When Nuevo Laredo was attacked in March 1913, Magnón, alongside other Laredo women marched across the Rio Grande to aid the wounded. To assure a more organized assistance, Leonor formed and financed La Cruz Blanca, The White Cross. When Nuevo Laredo was attacked again on January 1, 1914, Magnón eventually transformed her home, garage, and school into a makeshift hospital for her all-volunteer medical team, La Cruz Blanca. More than 100 of Constitutionalist soldiers were treated in her home that month. When American army officials were stationed outside the makeshift hospital to arrest the Mexican soldier-patients, Magnón organized several ways to help soldiers escape as soon as they were well enough. When fifty soldiers were arrested and taken from the makeshift hospital, Magnón hired an attorney to free the men. She was unsuccessful but eventually the Secretary of State would release the soldiers.

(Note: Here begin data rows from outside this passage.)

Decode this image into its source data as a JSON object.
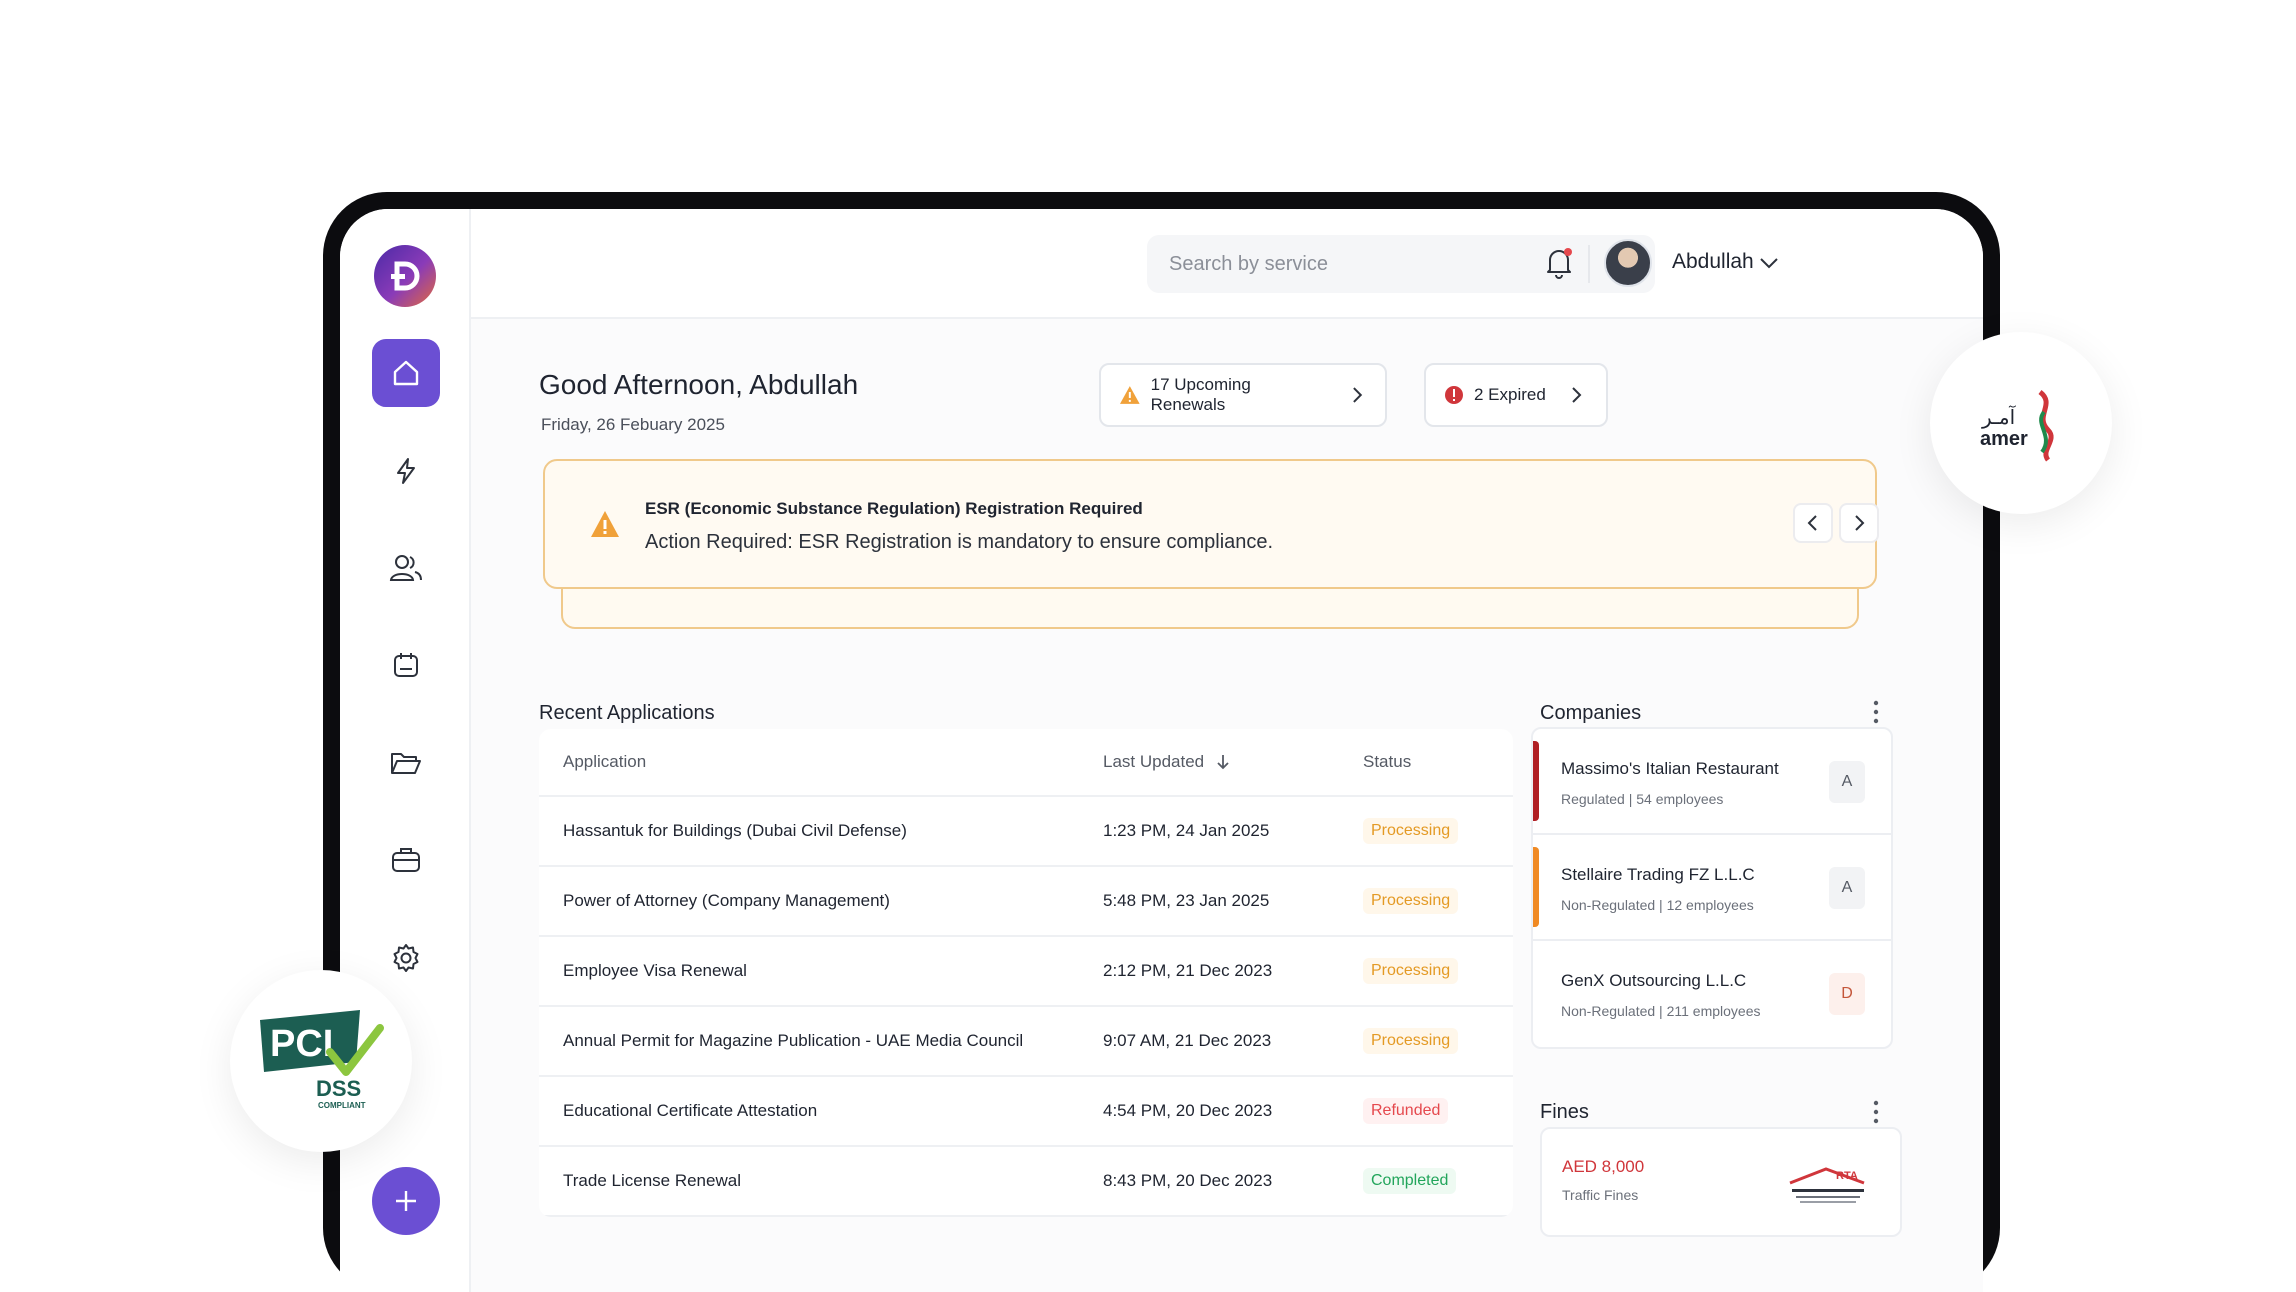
{
  "user": {
    "name": "Abdullah"
  },
  "search": {
    "placeholder": "Search by service"
  },
  "greeting": {
    "title": "Good Afternoon, Abdullah",
    "date": "Friday, 26 Febuary 2025"
  },
  "pills": {
    "renewals": "17 Upcoming Renewals",
    "expired": "2 Expired"
  },
  "alert": {
    "title": "ESR (Economic Substance Regulation) Registration Required",
    "text": "Action Required: ESR Registration is mandatory to ensure compliance."
  },
  "applications": {
    "title": "Recent Applications",
    "headers": {
      "application": "Application",
      "updated": "Last Updated",
      "status": "Status"
    },
    "rows": [
      {
        "name": "Hassantuk for Buildings (Dubai Civil Defense)",
        "updated": "1:23 PM, 24 Jan 2025",
        "status": "Processing"
      },
      {
        "name": "Power of Attorney (Company Management)",
        "updated": "5:48 PM, 23 Jan 2025",
        "status": "Processing"
      },
      {
        "name": "Employee Visa Renewal",
        "updated": "2:12 PM, 21 Dec 2023",
        "status": "Processing"
      },
      {
        "name": "Annual Permit for Magazine Publication - UAE Media Council",
        "updated": "9:07 AM, 21 Dec 2023",
        "status": "Processing"
      },
      {
        "name": "Educational Certificate Attestation",
        "updated": "4:54 PM, 20 Dec 2023",
        "status": "Refunded"
      },
      {
        "name": "Trade License Renewal",
        "updated": "8:43 PM, 20 Dec 2023",
        "status": "Completed"
      }
    ]
  },
  "companies": {
    "title": "Companies",
    "items": [
      {
        "name": "Massimo's Italian Restaurant",
        "meta": "Regulated | 54 employees",
        "letter": "A",
        "accent": "#b01f24"
      },
      {
        "name": "Stellaire Trading FZ L.L.C",
        "meta": "Non-Regulated |  12 employees",
        "letter": "A",
        "accent": "#f08a24"
      },
      {
        "name": "GenX Outsourcing L.L.C",
        "meta": "Non-Regulated | 211 employees",
        "letter": "D",
        "accent": ""
      }
    ]
  },
  "fines": {
    "title": "Fines",
    "amount": "AED 8,000",
    "label": "Traffic Fines",
    "issuer_logo": "RTA"
  },
  "badges": {
    "amer_arabic": "آمـر",
    "amer_latin": "amer",
    "pci": "PCI",
    "dss": "DSS",
    "compliant": "COMPLIANT"
  },
  "colors": {
    "accent": "#6b4fd3",
    "warning": "#f0a13a",
    "danger": "#d0363b",
    "success": "#22a55b"
  }
}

For Magnón, The White Cross was a symbol of integrity and patriotism for the Mexican people and envisioned it expanding and continuing even after the revolution. During and after the revolution, Magnón actively documented her activities regarding The White Cross among other things. The most notable example is her book, La Rebelde (The Rebel), but she also saved many photographs and documents from the revolution which was eventually passed down to her granddaughter. The US Hispanic Literary Heritage Project from University of Houston recovered these artifacts in 1994 and 2007. Her book as well as photographs demonstrate that she was in close contact with leaders of the Constitutionalist Army, including Venustiano Carranza himself, further evidencing her significant role as a revolution leader.

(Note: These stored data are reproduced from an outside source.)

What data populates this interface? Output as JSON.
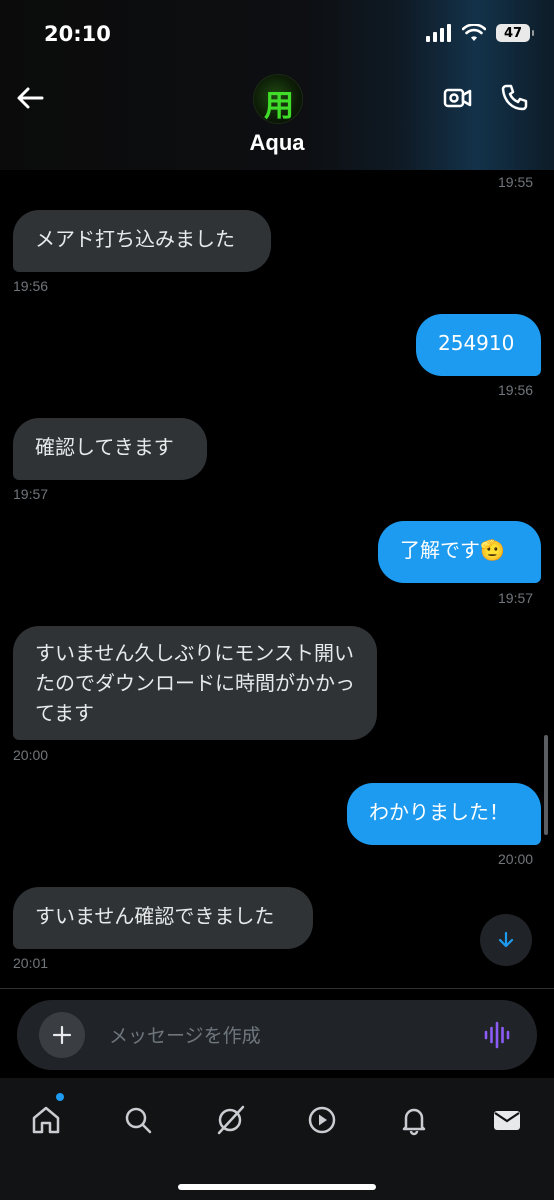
{
  "status_bar": {
    "time": "20:10",
    "battery": "47"
  },
  "header": {
    "contact_name": "Aqua",
    "avatar_text": "用"
  },
  "messages": [
    {
      "text": "",
      "time": "19:55"
    },
    {
      "text": "メアド打ち込みました",
      "time": "19:56"
    },
    {
      "text": "254910",
      "time": "19:56"
    },
    {
      "text": "確認してきます",
      "time": "19:57"
    },
    {
      "text": "了解です🫡",
      "time": "19:57"
    },
    {
      "text": "すいません久しぶりにモンスト開いたのでダウンロードに時間がかかってます",
      "time": "20:00"
    },
    {
      "text": "わかりました！",
      "time": "20:00"
    },
    {
      "text": "すいません確認できました",
      "time": "20:01"
    }
  ],
  "composer": {
    "placeholder": "メッセージを作成"
  },
  "colors": {
    "accent": "#1d9bf0",
    "incoming_bubble": "#2f3336",
    "voice_icon": "#8b5cf6"
  },
  "nav": [
    "home-icon",
    "search-icon",
    "grok-icon",
    "play-icon",
    "bell-icon",
    "mail-icon"
  ]
}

== La Rebelde (The Rebel) ==
Magnón wrote about her participation in the Mexican Revolution in her autobiography, La Rebelde (The Rebel). This dramatized account of Magnón’s life reveals much about her operation of La Cruz Blanca as well as networks of female spies. Clara Lomas, in her preface to The Rebel, writes about the importance of preserving a novel that self-documents the contributions of women during the Revolution, citing the second version of her autobiography all in English which was also rejected by American publishers. Up until the year of her death, Magnon made 26 attempts to publish her book. It was only in 1994, thirty-nine years after Magnón’s death, that her granddaughter, Leonor Smith, was able to publish her grandmother’s novel through Arte Público Press.

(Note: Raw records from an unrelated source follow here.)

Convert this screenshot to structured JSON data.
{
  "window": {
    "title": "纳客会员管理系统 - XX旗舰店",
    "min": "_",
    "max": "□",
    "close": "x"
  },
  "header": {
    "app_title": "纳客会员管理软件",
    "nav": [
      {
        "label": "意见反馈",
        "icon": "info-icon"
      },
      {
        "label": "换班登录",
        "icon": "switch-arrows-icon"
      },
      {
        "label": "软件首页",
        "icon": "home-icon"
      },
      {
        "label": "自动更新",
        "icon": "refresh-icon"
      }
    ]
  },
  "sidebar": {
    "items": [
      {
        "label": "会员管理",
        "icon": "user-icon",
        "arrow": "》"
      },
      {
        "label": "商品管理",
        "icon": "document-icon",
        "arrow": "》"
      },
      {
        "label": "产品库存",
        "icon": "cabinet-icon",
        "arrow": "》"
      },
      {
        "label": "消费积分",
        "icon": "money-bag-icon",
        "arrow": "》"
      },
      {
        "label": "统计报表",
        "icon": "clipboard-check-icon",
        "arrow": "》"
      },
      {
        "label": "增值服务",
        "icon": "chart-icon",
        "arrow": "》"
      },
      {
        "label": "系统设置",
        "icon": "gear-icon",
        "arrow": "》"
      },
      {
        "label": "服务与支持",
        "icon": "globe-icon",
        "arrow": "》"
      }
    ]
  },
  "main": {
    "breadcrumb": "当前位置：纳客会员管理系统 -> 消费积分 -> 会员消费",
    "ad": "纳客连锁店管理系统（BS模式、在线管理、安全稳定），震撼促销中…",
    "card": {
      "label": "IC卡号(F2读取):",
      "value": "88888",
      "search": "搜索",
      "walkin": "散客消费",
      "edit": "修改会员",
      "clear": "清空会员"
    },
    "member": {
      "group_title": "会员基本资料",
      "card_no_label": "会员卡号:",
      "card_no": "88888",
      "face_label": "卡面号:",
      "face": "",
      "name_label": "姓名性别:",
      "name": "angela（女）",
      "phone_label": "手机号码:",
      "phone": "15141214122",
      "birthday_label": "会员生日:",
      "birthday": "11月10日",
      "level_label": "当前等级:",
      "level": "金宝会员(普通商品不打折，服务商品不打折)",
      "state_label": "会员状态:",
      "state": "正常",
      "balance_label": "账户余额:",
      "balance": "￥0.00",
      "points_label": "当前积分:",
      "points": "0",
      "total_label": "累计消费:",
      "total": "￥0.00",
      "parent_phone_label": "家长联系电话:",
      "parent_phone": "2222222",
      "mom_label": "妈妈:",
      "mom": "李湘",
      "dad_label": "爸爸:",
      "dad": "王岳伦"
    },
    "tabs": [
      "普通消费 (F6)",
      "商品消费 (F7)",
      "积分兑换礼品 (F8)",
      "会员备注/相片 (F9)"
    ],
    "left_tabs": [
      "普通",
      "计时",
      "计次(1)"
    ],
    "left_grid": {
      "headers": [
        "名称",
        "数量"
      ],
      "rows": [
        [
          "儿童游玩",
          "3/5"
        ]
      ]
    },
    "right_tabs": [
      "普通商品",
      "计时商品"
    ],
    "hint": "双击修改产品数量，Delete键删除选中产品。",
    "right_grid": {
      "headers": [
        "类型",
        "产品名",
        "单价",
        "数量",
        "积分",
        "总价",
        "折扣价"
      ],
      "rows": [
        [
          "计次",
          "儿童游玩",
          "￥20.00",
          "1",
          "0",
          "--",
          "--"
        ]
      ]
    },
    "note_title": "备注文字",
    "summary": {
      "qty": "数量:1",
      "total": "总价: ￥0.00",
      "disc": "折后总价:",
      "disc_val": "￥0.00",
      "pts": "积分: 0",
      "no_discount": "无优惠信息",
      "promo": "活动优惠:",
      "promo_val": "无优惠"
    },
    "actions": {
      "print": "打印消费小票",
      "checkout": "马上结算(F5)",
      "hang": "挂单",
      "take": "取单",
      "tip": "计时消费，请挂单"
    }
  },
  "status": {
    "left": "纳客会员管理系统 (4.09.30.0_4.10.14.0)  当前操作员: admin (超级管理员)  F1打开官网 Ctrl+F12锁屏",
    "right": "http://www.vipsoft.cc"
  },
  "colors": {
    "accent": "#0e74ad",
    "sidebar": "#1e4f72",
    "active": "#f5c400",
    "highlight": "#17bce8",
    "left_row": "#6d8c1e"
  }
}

Despite the novel being autobiographical, Magnón writes in third person and refers to herself by the titular epithet, “The Rebel.” Currently, The Rebel contains a preface and introduction by Clara Lomas, nineteen chapters, and five appendices. One of the appendices contains a list of names and brief, detailed descriptions of the historical characters that appear in The Rebel. Magnon begins the novel with her birth and ends with Venustiano Carranza’s death.

== Death and legacy ==
Leonor Villegas de Magnón died in Mexico City on April 17, 1955, at the age of 78. In recognition of Magnón's work, a monument was erected in Nuevo Laredo in 2010, ninety years after the end of the Mexican Revolution.